The report reveals that China became the largest recipient of FDI in 2014, followed by Hong Kong (China) and the United States of America. Developing economies as a group attracted $681 billion worth of FDI and remain the leading region by share of global investment inflows. Among the top 10 FDI recipients in the world, half are developing economies: Brazil, China, Hong Kong (China), India and Singapore.
This is in line with the expansion abroad by multinationals from developing economies which reached its highest level ever, at almost half a trillion dollars. In 2014, 9 of the 20 largest investor countries were developing or transition economies (Chile, China, Hong Kong (China), Taiwan Province of China, Kuwait, Malaysia, the Republic of Korea, the Russian Federation and Singapore), with firms from developing Asia now investing abroad more than any other region.
Developing economies accounted for a record 35% of global FDI outflows, the report says, up from 13% in 2007. A characteristic of their global expansion is investment in other developing economies. FDI stock from developing economies to other developing economies (South–South FDI), excluding Caribbean offshore financial centres, grew by two-thirds from $1.7 trillion in 2009 to $2.9 trillion in 2013.
At $499 billion, developed economies recorded a 28 per cent decline in inflows last year. However, this figure was significantly affected by the single mega divestment by Vodafone (United Kingdom of Great Britain and Northern Ireland) of its Verizon Wireless business in the United States. The Vodafone deal was indicative of a general trend in merger and acquisition activity which saw divestment deals rising to one out of every two mergers and acquisitions. This is in spite of a revival in cross-border mergers and acquisitions that recorded the highest number of large-scale deals (greater than $1 billion) – from 168 in 2013 to 223 in 2014 – since 2008.
The report, which monitors international business activity in a number of areas, found that international production by multinationals rose in 2014. The foreign sales and assets of multinationals expanded faster than their domestic counterparts, generating added value of approximately $7.9 trillion. In addition, the foreign affiliates of multinationals employed a total of 75 million people, creating four million jobs globally last year (table 1).
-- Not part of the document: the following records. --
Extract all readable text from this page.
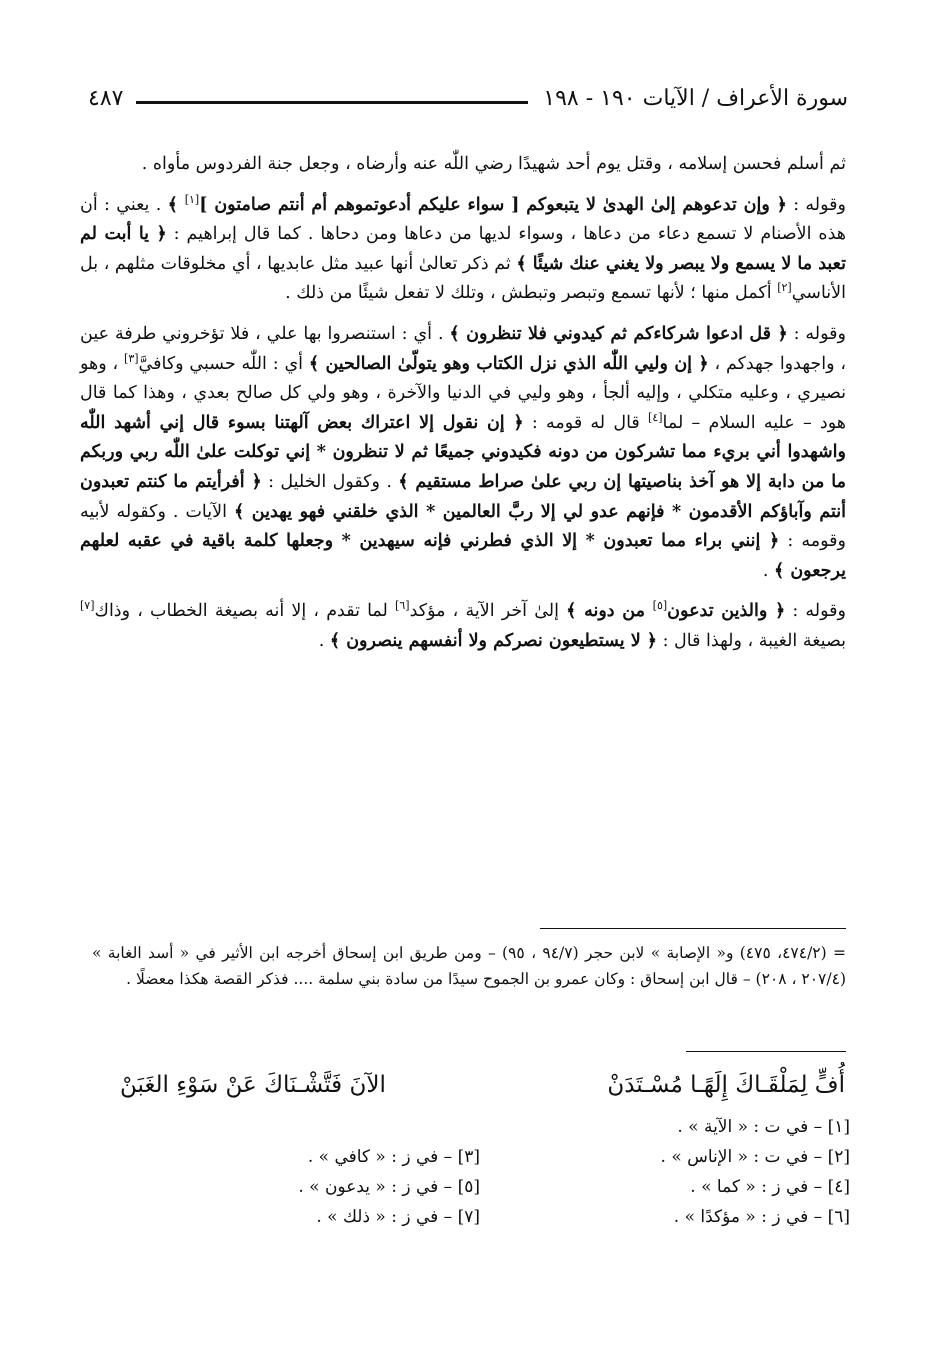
سورة الأعراف / الآيات ١٩٠ - ١٩٨
٤٨٧

ثم أسلم فحسن إسلامه ، وقتل يوم أحد شهيدًا رضي اللّٰه عنه وأرضاه ، وجعل جنة الفردوس مأواه .

وقوله : ﴿ وإن تدعوهم إلىٰ الهدىٰ لا يتبعوكم [ سواء عليكم أدعوتموهم أم أنتم صامتون ][١] ﴾ . يعني : أن هذه الأصنام لا تسمع دعاء من دعاها ، وسواء لديها من دعاها ومن دحاها . كما قال إبراهيم : ﴿ يا أبت لم تعبد ما لا يسمع ولا يبصر ولا يغني عنك شيئًا ﴾ ثم ذكر تعالىٰ أنها عبيد مثل عابديها ، أي مخلوقات مثلهم ، بل الأناسي[٢] أكمل منها ؛ لأنها تسمع وتبصر وتبطش ، وتلك لا تفعل شيئًا من ذلك .

وقوله : ﴿ قل ادعوا شركاءكم ثم كيدوني فلا تنظرون ﴾ . أي : استنصروا بها علي ، فلا تؤخروني طرفة عين ، واجهدوا جهدكم ، ﴿ إن وليي اللّٰه الذي نزل الكتاب وهو يتولّىٰ الصالحين ﴾ أي : اللّٰه حسبي وكافيَّ[٣] ، وهو نصيري ، وعليه متكلي ، وإليه ألجأ ، وهو وليي في الدنيا والآخرة ، وهو ولي كل صالح بعدي ، وهذا كما قال هود – عليه السلام – لما[٤] قال له قومه : ﴿ إن نقول إلا اعتراك بعض آلهتنا بسوء قال إني أشهد اللّٰه واشهدوا أني بريء مما تشركون من دونه فكيدوني جميعًا ثم لا تنظرون * إني توكلت علىٰ اللّٰه ربي وربكم ما من دابة إلا هو آخذ بناصيتها إن ربي علىٰ صراط مستقيم ﴾ . وكقول الخليل : ﴿ أفرأيتم ما كنتم تعبدون أنتم وآباؤكم الأقدمون * فإنهم عدو لي إلا ربَّ العالمين * الذي خلقني فهو يهدين ﴾ الآيات . وكقوله لأبيه وقومه : ﴿ إنني براء مما تعبدون * إلا الذي فطرني فإنه سيهدين * وجعلها كلمة باقية في عقبه لعلهم يرجعون ﴾ .

وقوله : ﴿ والذين تدعون[٥] من دونه ﴾ إلىٰ آخر الآية ، مؤكد[٦] لما تقدم ، إلا أنه بصيغة الخطاب ، وذاك[٧] بصيغة الغيبة ، ولهذا قال : ﴿ لا يستطيعون نصركم ولا أنفسهم ينصرون ﴾ .

= (٤٧٤/٢، ٤٧٥) و« الإصابة » لابن حجر (٩٤/٧ ، ٩٥) – ومن طريق ابن إسحاق أخرجه ابن الأثير في « أسد الغابة » (٢٠٧/٤ ، ٢٠٨) – قال ابن إسحاق : وكان عمرو بن الجموح سيدًا من سادة بني سلمة .... فذكر القصة هكذا معضلًا .

أُفٍّ لِمَلْقَـاكَ إِلَهًـا مُسْـتَدَنْ
الآنَ فَتَّشْـنَاكَ عَنْ سَوْءِ الغَبَنْ
[١] – في ت : « الآية » .
[٢] – في ت : « الإناس » .
[٣] – في ز : « كافي » .
[٤] – في ز : « كما » .
[٥] – في ز : « يدعون » .
[٦] – في ز : « مؤكدًا » .
[٧] – في ز : « ذلك » .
In the past decade, investment has increasingly targeted the services sector, due to liberalisation in the sector and as a consequence of long-term trends towards services in all economies. In 2012, the latest year available, services accounted for 63% of global FDI stock, more than twice the share of manufacturing, at 26%. The primary sector represented 7% of the total (with 4% unspecified), the report says.
Looking beyond 2014, the report says that a sustained recovery in global FDI is in sight with global FDI inflows projected to grow by 11% to $1.4 trillion in 2015. The report also foresees further rises to $1.5 trillion in 2016 and to $1.7 trillion in 2017 (table 2). Developed countries should see a large increase in flows in 2015 (up by more than 20%), reflecting stronger economic activity. FDI inflows to developing countries will continue to be high, rising by an average of 3% over the next two years.
These estimates are supported by both UNCTAD’s FDI forecast model and a survey of large multinational enterprises. Trends in cross-border mergers and acquisitions also point to a return to growth in 2015. The share of multinational enterprises intending to increase FDI expenditures over the next three years (2015–2017) has risen from 24 to 32%, according to the report, with few intending to reduce them.
However, FDI growth could be upended by a multitude of economic and political scenarios, including ongoing uncertainties in the eurozone, potential spillovers from geopolitical tensions and persistent vulnerabilities in emerging economies.
India leads regional Foreign Direct Investment as inflows to South Asia rise by 16% in 2014
Foreign Direct Investment (FDI) inflows to South Asia rose to $41 billion in 2014, primarily owing to good performance by India (Figure 1), according to UNCTAD’s World Investment Report 20151. FDI inflows to the country surged by 22% to about $ 34 billion.
In Sri Lanka, FDI flows from China also rose (China has become the largest source of FDI to the country in recent years). For example, a joint venture between two local companies and China Merchants Holdings (International) Company has invested $500 million in Colombo International Container Terminals, the largest foreign investment project in Sri Lanka. After two years of construction, the port started operation in August 2014. A China-Sri Lanka free trade agreement will be signed in June 2015. Moreover, if the implementation of the China-led 21st Century Maritime Silk Route Economic Belt gains ground, an increasing amount of Chinese investment will flow to Sri Lanka, particularly in large infrastructure projects.